To tell the truth, Marius was mistaken as to his grandfather’s heart. He imagined that M. Gillenormand had never loved him, and that this crusty and harsh yet smiling old man, who swore, screamed, stormed, and lifted his cane, felt for him at most only the affection, at once slight and severe, of the old men of comedy. Marius was deceived. There are fathers who do not love their children; there is no grandfather who does not adore his grandson. In reality, we have said, M. Gillenormand worshipped Marius. He worshipped him in his own way, with an accompaniment of cuffs, and even of blows; but, when the child was gone, he felt a dark void in his heart; he ordered that nobody should speak of him again, and regretted that he was so well obeyed. At first he hoped that this Buonapartist, this Jacobin, this terrorist, this Septembrist, would return. But weeks passed away, months passed away, years passed away; to the great despair of M. Gillenormand, the blood-drinker did not reappear! “But I could not do anything else than turn him away,” said the grandfather, and he asked himself: “If it were to be done again, would I do it?” His pride promptly answered Yes, but his old head, which he shook in silence, sadly answered, No. He had his hours of dejection. He missed Marius. Old men need affection as they do sunshine. It is warmth. However strong his nature might be, the absence of Marius had changed something in him. For nothing in the world would he have taken a step towards the “little rogue;” but he suffered. He never inquired after him, but he thought of him constantly. He lived, more and more retired, in the Marais. He was still, as formerly, gay and violent, but his gaiety had a convulsive harshness as if it contained grief and anger, and his bursts of violence always terminated by a sort of placid and gloomy exhaustion. He said sometimes: “Oh! if he would come back, what a good box of the ear I would give him.”

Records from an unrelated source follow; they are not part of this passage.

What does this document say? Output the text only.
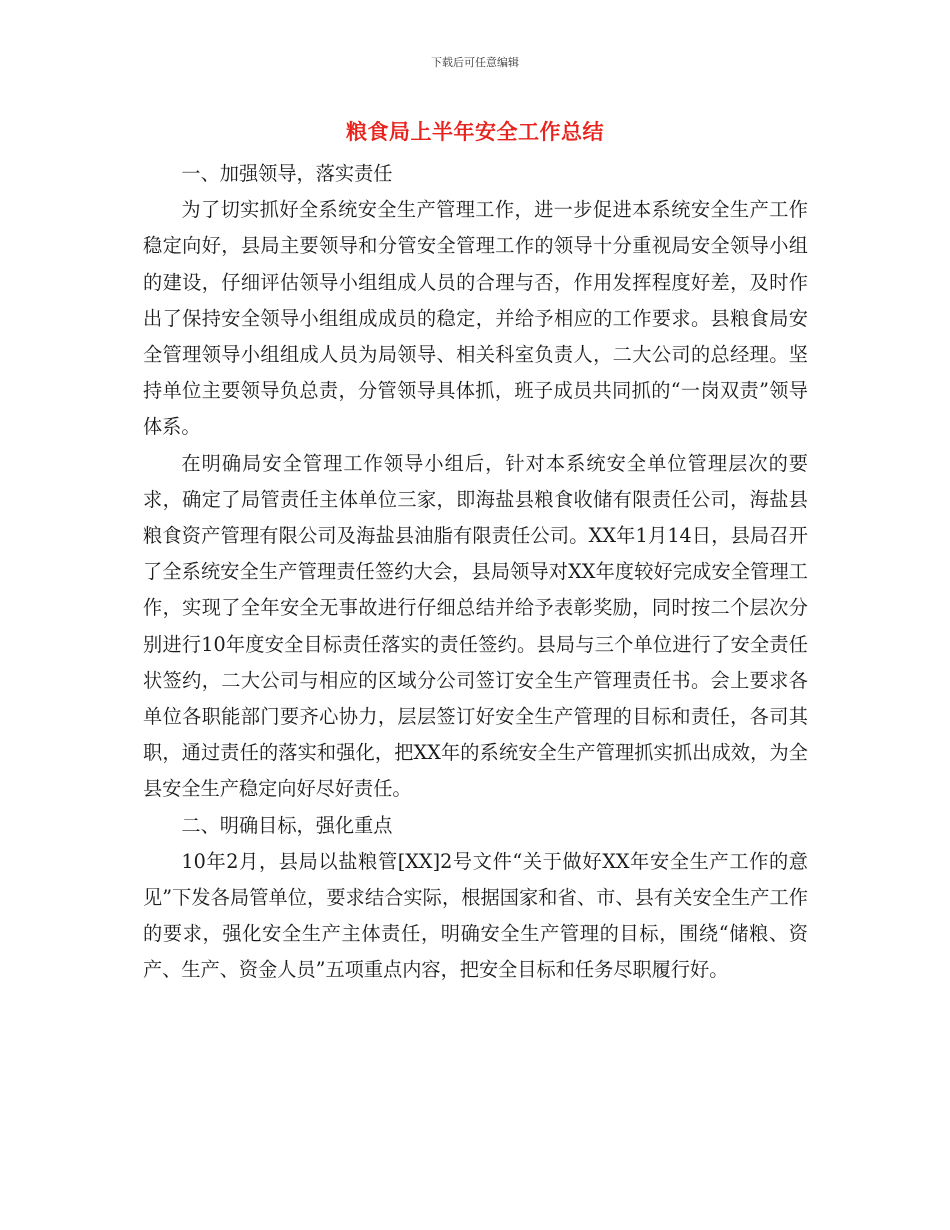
下载后可任意编辑
粮食局上半年安全工作总结

一、加强领导，落实责任

为了切实抓好全系统安全生产管理工作，进一步促进本系统安全生产工作稳定向好，县局主要领导和分管安全管理工作的领导十分重视局安全领导小组的建设，仔细评估领导小组组成人员的合理与否，作用发挥程度好差，及时作出了保持安全领导小组组成成员的稳定，并给予相应的工作要求。县粮食局安全管理领导小组组成人员为局领导、相关科室负责人，二大公司的总经理。坚持单位主要领导负总责，分管领导具体抓，班子成员共同抓的“一岗双责”领导体系。

在明确局安全管理工作领导小组后，针对本系统安全单位管理层次的要求，确定了局管责任主体单位三家，即海盐县粮食收储有限责任公司，海盐县粮食资产管理有限公司及海盐县油脂有限责任公司。XX年1月14日，县局召开了全系统安全生产管理责任签约大会，县局领导对XX年度较好完成安全管理工作，实现了全年安全无事故进行仔细总结并给予表彰奖励，同时按二个层次分别进行10年度安全目标责任落实的责任签约。县局与三个单位进行了安全责任状签约，二大公司与相应的区域分公司签订安全生产管理责任书。会上要求各单位各职能部门要齐心协力，层层签订好安全生产管理的目标和责任，各司其职，通过责任的落实和强化，把XX年的系统安全生产管理抓实抓出成效，为全县安全生产稳定向好尽好责任。

二、明确目标，强化重点

10年2月，县局以盐粮管[XX]2号文件“关于做好XX年安全生产工作的意见”下发各局管单位，要求结合实际，根据国家和省、市、县有关安全生产工作的要求，强化安全生产主体责任，明确安全生产管理的目标，围绕“储粮、资产、生产、资金人员”五项重点内容，把安全目标和任务尽职履行好。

As for the aunt, she thought too little to love very much; Marius was now nothing to her but a sort of dim, dark outline; and she finally busied herself a good deal less about him than with the cat or the paroquet which she probably had.
What increased the secret suffering of Grandfather Gillenormand, was that he shut her entirely out, and let her suspect nothing of it. His grieving was like those newly invented furnaces which consume their own smoke. Sometimes it happened that some blundering, officious body would speak to him of Marius, and ask: “What is your grandson doing, or what has become of him?” The old bourgeois would answer, with a sigh if he was too sad, or giving his ruffle a tap, if he wished to seem gay. “Monsieur the Baron Pontmercy is pettifogging in some hole.”